The FPTAS efficiently computes approximate solutions for complex audit games.

The optimization transformation significantly accelerates solution computation.

Experimental results confirm the method's practical effectiveness.

Abstract

Modern organizations (e.g., hospitals, social networks, government agencies) rely heavily on audit to detect and punish insiders who inappropriately access and disclose confidential information. Recent work on audit games models the strategic interaction between an auditor with a single audit resource and auditees as a Stackelberg game, augmenting associated well-studied security games with a configurable punishment parameter.
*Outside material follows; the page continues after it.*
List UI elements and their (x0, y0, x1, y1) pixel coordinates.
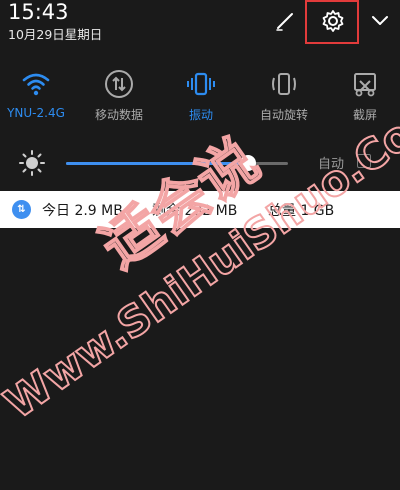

We significantly generalize this audit game model to account for multiple audit resources where each resource is restricted to audit a subset of all potential violations, thus enabling application to practical auditing scenarios. We provide an FPTAS that computes an approximately optimal solution to the resulting non-convex optimization problem. The main technical novelty is in the design and correctness proof of an optimization transformation that enables the construction of this FPTAS. In addition, we experimentally demonstrate that this transformation significantly speeds up computation of solutions for a class of audit games and security games.